We propose a novel patch-based image representation that is useful because it (1) inherently detects regions with repetitive structure at multiple scales and (2) yields a parameterless hierarchical segmentation. We describe an image by breaking it into coherent regions where each region is well-described (easily reconstructed) by repeatedly instantiating a patch using a set of simple transformations. In other words, a good segment is one that has sufficient repetition of some pattern, and a patch is useful if it contains a pattern that is repeated in the image.
Our criterion is naturally expressed by the wellestablished minimum description length (MDL) principle. MDL prefers spatially coherent regions with consistent appearance and avoids parameter tuning. We minimize the description length (in bits) of the image by encoding it with patches. Because a patch is itself an image, we measure its description length by applying the same idea recursively: encode a patch by breaking it into regions described by yet simpler patches. The resulting hierarchy of inter-dependent patches naturally leads to a hierarchical segmentation.
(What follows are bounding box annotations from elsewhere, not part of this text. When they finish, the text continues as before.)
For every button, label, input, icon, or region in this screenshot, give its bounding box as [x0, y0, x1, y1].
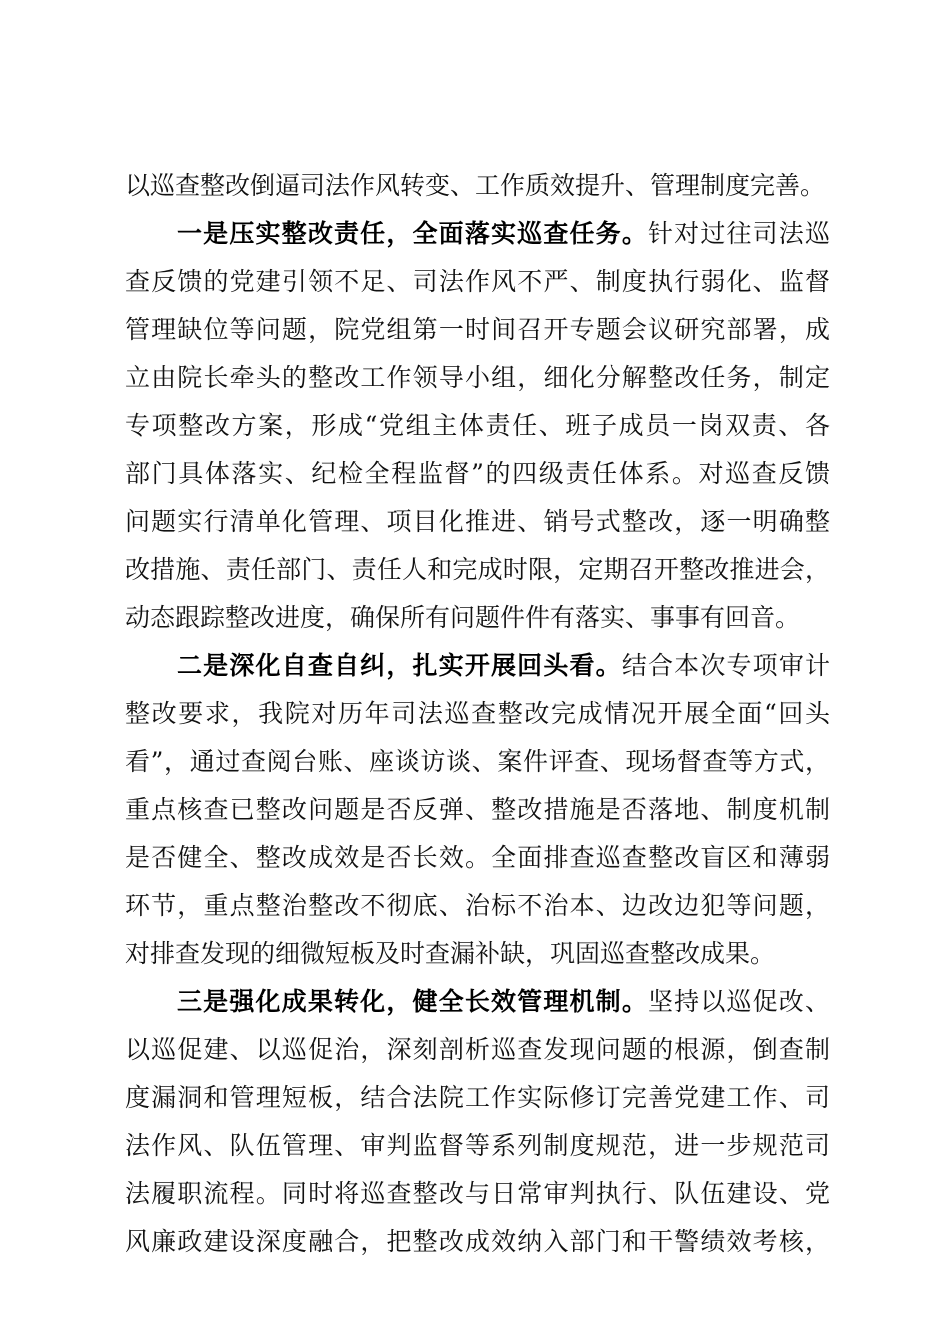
text-line: 环节，重点整治整改不彻底、治标不治本、边改边犯等问题， — [125, 891, 830, 920]
text-line: 法作风、队伍管理、审判监督等系列制度规范，进一步规范司 — [125, 1131, 830, 1160]
text-line: 专项整改方案，形成“党组主体责任、班子成员一岗双责、各 — [125, 411, 830, 440]
text-line: 整改要求，我院对历年司法巡查整改完成情况开展全面“回头 — [125, 699, 830, 728]
text-line: 问题实行清单化管理、项目化推进、销号式整改，逐一明确整 — [125, 507, 830, 536]
paragraph-heading: 二是深化自查自纠，扎实开展回头看。 — [177, 651, 622, 680]
text-line: 度漏洞和管理短板，结合法院工作实际修订完善党建工作、司 — [125, 1083, 830, 1112]
paragraph-2-first-line — [125, 642, 830, 690]
text-line: 以巡查整改倒逼司法作风转变、工作质效提升、管理制度完善。 — [125, 171, 826, 200]
text-line: 以巡促建、以巡促治，深刻剖析巡查发现问题的根源，倒查制 — [125, 1035, 830, 1064]
text-line: 风廉政建设深度融合，把整改成效纳入部门和干警绩效考核， — [125, 1227, 830, 1256]
text-run: 结合本次专项审计 — [621, 651, 830, 680]
text-line: 对排查发现的细微短板及时查漏补缺，巩固巡查整改成果。 — [125, 939, 776, 968]
paragraph-1-first-line — [125, 210, 830, 258]
text-line: 是否健全、整改成效是否长效。全面排查巡查整改盲区和薄弱 — [125, 843, 830, 872]
text-line: 查反馈的党建引领不足、司法作风不严、制度执行弱化、监督 — [125, 267, 830, 296]
text-line: 部门具体落实、纪检全程监督”的四级责任体系。对巡查反馈 — [125, 459, 830, 488]
paragraph-3-first-line — [125, 978, 830, 1026]
text-run: 坚持以巡促改、 — [647, 987, 830, 1016]
text-line: 动态跟踪整改进度，确保所有问题件件有落实、事事有回音。 — [125, 603, 801, 632]
paragraph-heading: 一是压实整改责任，全面落实巡查任务。 — [177, 219, 648, 248]
text-line: 立由院长牵头的整改工作领导小组，细化分解整改任务，制定 — [125, 363, 830, 392]
text-run: 针对过往司法巡 — [647, 219, 830, 248]
text-line: 重点核查已整改问题是否反弹、整改措施是否落地、制度机制 — [125, 795, 830, 824]
text-line: 看”，通过查阅台账、座谈访谈、案件评查、现场督查等方式， — [125, 747, 830, 776]
document-body — [125, 162, 830, 1266]
text-line: 改措施、责任部门、责任人和完成时限，定期召开整改推进会， — [125, 555, 830, 584]
text-line: 管理缺位等问题，院党组第一时间召开专题会议研究部署，成 — [125, 315, 830, 344]
text-line: 法履职流程。同时将巡查整改与日常审判执行、队伍建设、党 — [125, 1179, 830, 1208]
paragraph-heading: 三是强化成果转化，健全长效管理机制。 — [177, 987, 648, 1016]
We minimize description length over our class of image representations (all patch hierarchies / partitions). We formulate this problem as a recursive multi-label energy. Existing optimization techniques are either inapplicable or get stuck in poor local minima. We propose a new hierarchical fusion (HF) algorithm for energies containing a hierarchy of label costs. Our algorithm is a contribution in itself and should be useful for this new and difficult class of energies.